1. Sorry, we missed you, filme dirigido por Ken Loach (2019), veiculado no Brasil com o título “Você não estava aqui”.
2. Expressão utilizada por Ricardo Antunes (2020).

Referências:

ALIANÇA BIKE. Pesquisa de perfil dos entregadores de aplicativo. Portal da Associação Brasileira do Setor de Bicicletas. Disponível em: <http://aliancabike.org.br/pesquisa-...> Acesso em: 3 jul. 2020.

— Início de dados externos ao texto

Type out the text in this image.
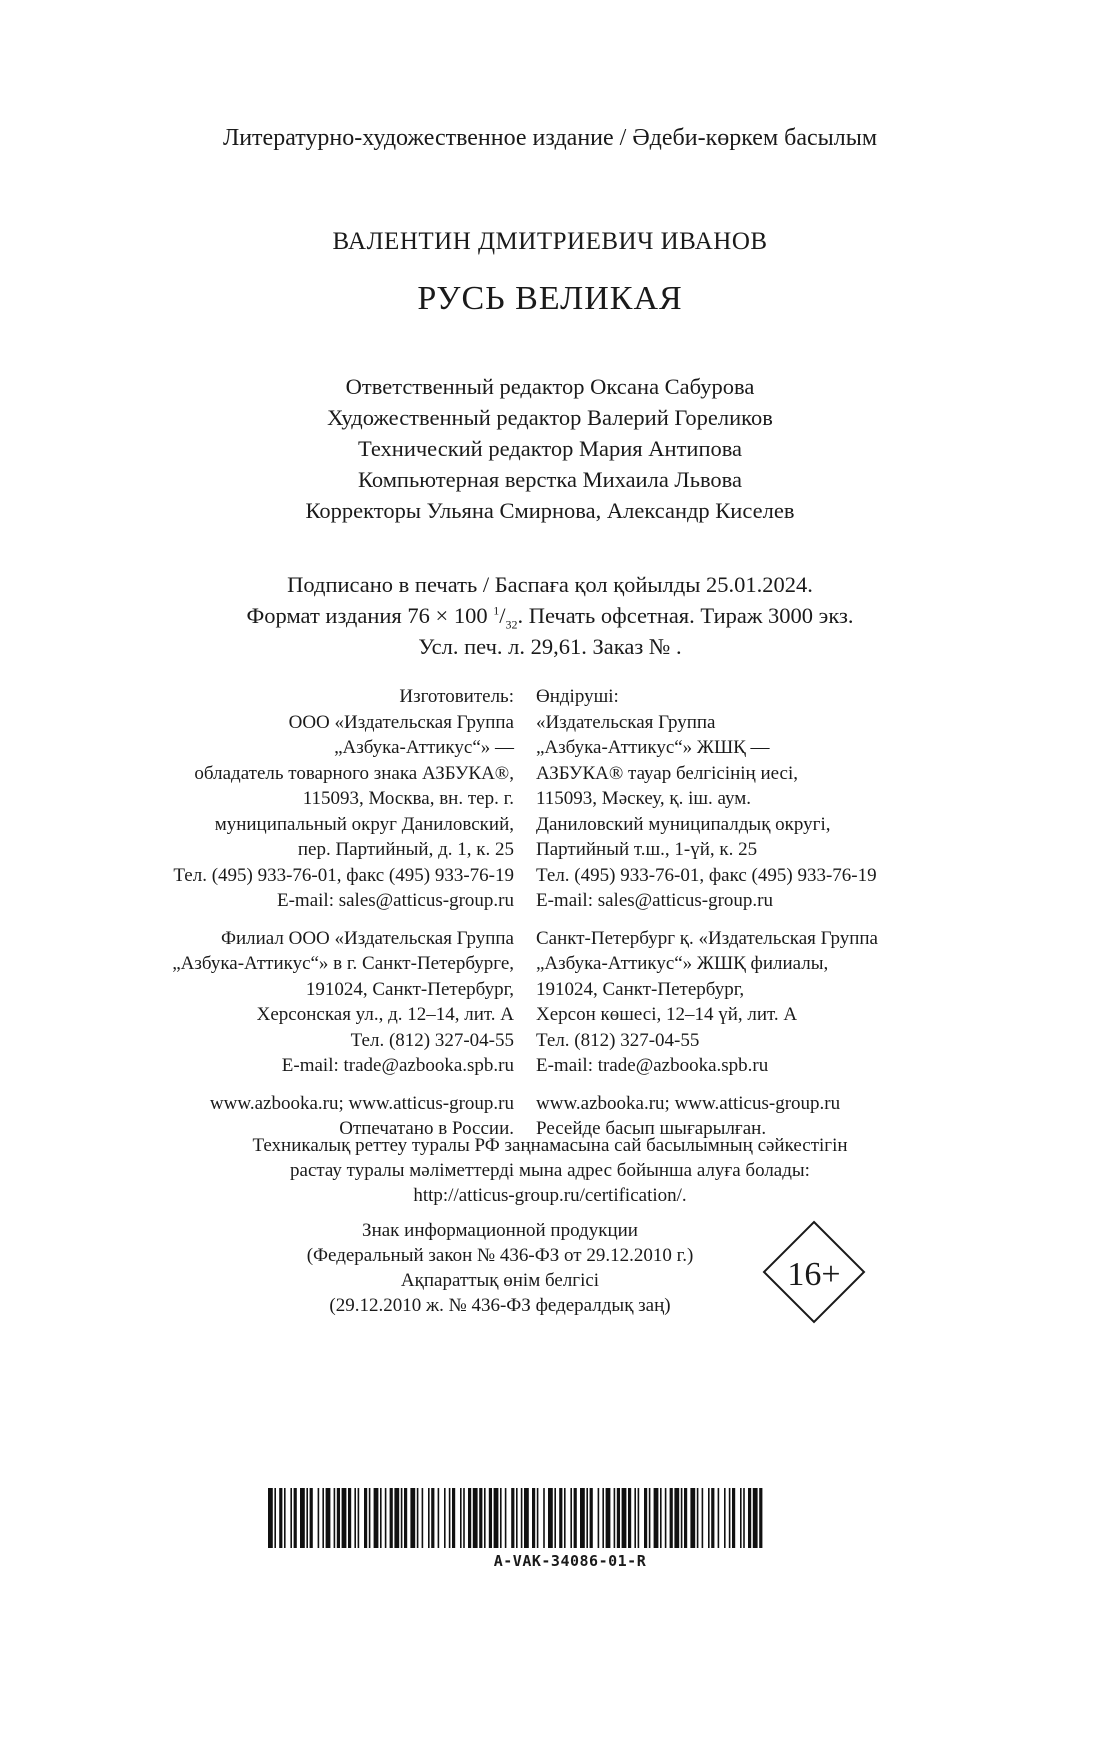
Литературно-художественное издание / Әдеби-көркем басылым
ВАЛЕНТИН ДМИТРИЕВИЧ ИВАНОВ
РУСЬ ВЕЛИКАЯ
Ответственный редактор Оксана Сабурова
Художественный редактор Валерий Гореликов
Технический редактор Мария Антипова
Компьютерная верстка Михаила Львова
Корректоры Ульяна Смирнова, Александр Киселев
Подписано в печать / Баспаға қол қойылды 25.01.2024.
Формат издания 76 × 100 $^1/_{32}$. Печать офсетная. Тираж 3000 экз.
Усл. печ. л. 29,61. Заказ № .
Изготовитель:
ООО «Издательская Группа
„Азбука-Аттикус“» —
обладатель товарного знака АЗБУКА®,
115093, Москва, вн. тер. г.
муниципальный округ Даниловский,
пер. Партийный, д. 1, к. 25
Тел. (495) 933-76-01, факс (495) 933-76-19
E-mail: sales@atticus-group.ru
Филиал ООО «Издательская Группа
„Азбука-Аттикус“» в г. Санкт-Петербурге,
191024, Санкт-Петербург,
Херсонская ул., д. 12–14, лит. А
Тел. (812) 327-04-55
E-mail: trade@azbooka.spb.ru
www.azbooka.ru; www.atticus-group.ru
Отпечатано в России.
Өндіруші:
«Издательская Группа
„Азбука-Аттикус“» ЖШҚ —
АЗБУКА® тауар белгісінің иесі,
115093, Мәскеу, қ. іш. аум.
Даниловский муниципалдық округі,
Партийный т.ш., 1-үй, к. 25
Тел. (495) 933-76-01, факс (495) 933-76-19
E-mail: sales@atticus-group.ru
Санкт-Петербург қ. «Издательская Группа
„Азбука-Аттикус“» ЖШҚ филиалы,
191024, Санкт-Петербург,
Херсон көшесі, 12–14 үй, лит. А
Тел. (812) 327-04-55
E-mail: trade@azbooka.spb.ru
www.azbooka.ru; www.atticus-group.ru
Ресейде басып шығарылған.
Техникалық реттеу туралы РФ заңнамасына сай басылымның сәйкестігін
растау туралы мәліметтерді мына адрес бойынша алуға болады:
http://atticus-group.ru/certification/.
Знак информационной продукции
(Федеральный закон № 436-ФЗ от 29.12.2010 г.)
Ақпараттық өнім белгісі
(29.12.2010 ж. № 436-ФЗ федералдық заң)
16+
A-VAK-34086-01-R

ABÍLIO, L. C.; ALMEIDA, P. F. DE; AMORIM, H.; CARDOSO, A. C. M.; FONSECA, V. P. DA; KALIL, R. B.; MACHADO, S. Condições de trabalho de entregadores via plataforma digital durante a COVID-19. Revista Jurídica Trabalho e Desenvolvimento Humano, v. 3, 8 jun. 2020.

ANTUNES, Ricardo. Coronavírus - o trabalho sob fogo cruzado. São Paulo: Boitempo, 2020.

HARVEY, David. 17 contradições e o fim do capitalismo. São Paulo: Boitempo, 2016.

SORRY we missed you [Você não estava aqui]. Direção de Ken Loach. Reino Unido, 2019, 101 min.

WEIL, Simone. A Condição Operária. In: BOSI, Ecléa. Simone Weil: A condição operária e outros escritos. Rio de Janeiro, Paz e Terra, 1996, p. 75-175.